Wednesday, January 26, 2011

music, soul, emotion

Tuesdays are long days, getting up at 4-ish to get down to the station, working, and then usually coming home to crash early, but I'd heard from a reliable source about some good medieval-ish music on Case's campus last night, and drove out that way to pick up some printing ink and crazy expensive yet beautifully luminous paint at the art supply store, met up with a friend for dinner at the usual place, and walked over to the beautiful chapel over there to sit in the darkness and listen to 12th century French choral music.

I almost fell asleep at certain points because soothing voices in a dark church are good for that kind of thing, but it was beautiful and interesting and it's intriguing to realize that our ancestors 800 years ago were just as snarky as we are and that political and clerical corruption are nothing new and that satirizing religious culture is probably almost as old as religion itself.

While I play several instruments a little better than decently, I'm still no good at attempting to write songs, and admire those who can put something together that's amazing.

I'm on a rotation of people who are in charge of doing music at church, and in all honesty I don't listen to much in the way of modern Christian music. I honestly just don't have the patience for it, as either the style is so strictly codified in its own way or it's trying to hard to sound like one of its usually superior secular counterparts. And half the time, it's just too damn perky and I'm not really a perky music person. I always assume there's some kind of dark secret hiding underneath that perfect smile.

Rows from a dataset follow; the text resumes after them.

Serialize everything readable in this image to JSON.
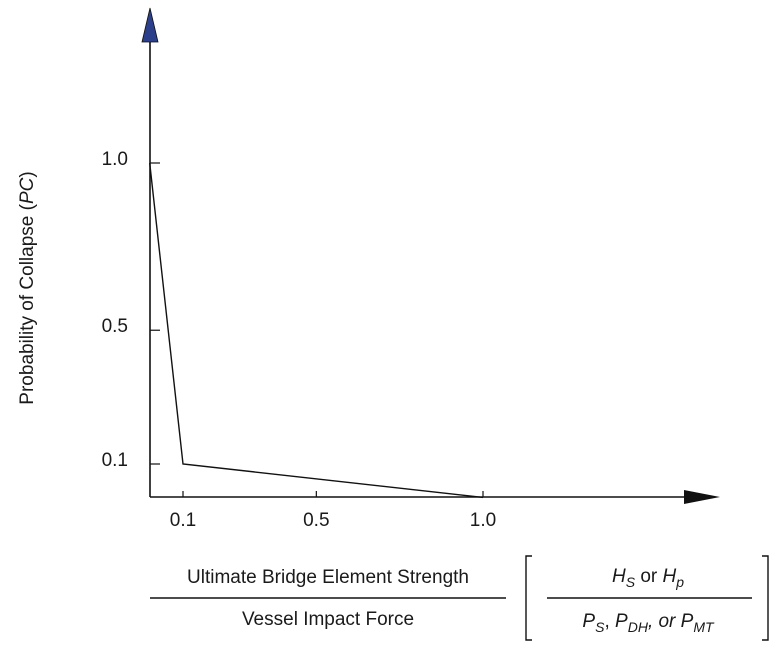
{
  "chart_data": {
    "type": "line",
    "title": "",
    "xlabel": "",
    "ylabel": "Probability of Collapse (PC)",
    "ylabel_parts": {
      "prefix": "Probability of Collapse (",
      "symbol": "PC",
      "suffix": ")"
    },
    "x_ticks": [
      "0.1",
      "0.5",
      "1.0"
    ],
    "y_ticks": [
      "0.1",
      "0.5",
      "1.0"
    ],
    "x_tick_values": [
      0.1,
      0.5,
      1.0
    ],
    "y_tick_values": [
      0.1,
      0.5,
      1.0
    ],
    "xlim": [
      0.0,
      1.6
    ],
    "ylim": [
      0.0,
      1.5
    ],
    "grid": false,
    "series": [
      {
        "x": [
          0.0,
          0.1,
          1.0
        ],
        "y": [
          1.0,
          0.1,
          0.0
        ]
      }
    ],
    "x_axis_caption": {
      "numerator": "Ultimate Bridge Element Strength",
      "denominator": "Vessel Impact Force",
      "bracket_numerator": {
        "a": "H",
        "a_sub": "S",
        "mid": " or ",
        "b": "H",
        "b_sub": "p"
      },
      "bracket_denominator": {
        "a": "P",
        "a_sub": "S",
        "sep1": ", ",
        "b": "P",
        "b_sub": "DH",
        "sep2": ", or ",
        "c": "P",
        "c_sub": "MT"
      }
    },
    "colors": {
      "axis": "#111111",
      "line": "#111111",
      "arrow_up": "#2b3f8a",
      "arrow_right": "#111111"
    }
  }
}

When I read the translations of the writings of Hildegard of Bingen, when I listen to Bach or Arvo Part, there's a reverence, depth and a beauty there both lyrically and musically, with such detail paid to the composition of both, that is so far removed from that of my culture, where being happy and positive is often more important than dealing with real love and truth lived out.



When I listen to old gospel recordings by Blind Willie Johnson, or read the words of old spirituals in a hymnal one of my friends picked up for me at a place in East Cleveland that sells both gospel music and insecticide, there's a realism that says not everything in life is easy and fun but God is good and there's something more than what we see in front of us.



In Pakistan, believers have taken the entire book of Psalms (which is gorgeous writing in its own right) and sing them in traditional forms like qawwali, a style with Sufi roots made famous here in the west by Nusrat Fateh Ali Khan.



Having been a lifelong literature geek, I love words that are strung together beautifully, and I can't bring myself to sing things that don't mean much or are repeated mindlessly. I know not everyone can write like Julian of Norwich, T.S. Eliot, or Gerard Manley Hopkins or necessarily have the skills to compose something amazing. I know I can't like I'd like to. Having played music in one form or another for about half my life, I love the way it moves me, but I also know that it's manipulative.

While I never liked mumbling through the songs at Mass when I was still Catholic, I was just as squeamish in more charismatic congregations that some of my friends went to where the same song would go on for fifteen minutes and I'd look up and people would be passed out on the floor or just kind of dancing around and would start praying for me because obviously I wasn't letting the Holy Spirit move me like I should.

I try to take the whole loving God with one's heart, soul, mind, and strength, and when I feel like it's suggested that I check my mind in at the door and just let the emotion carry me along, I don't see where that's a good place to be, because how truthful are emotions half the time? Just because I feel something, doesn't always mean it's the truth.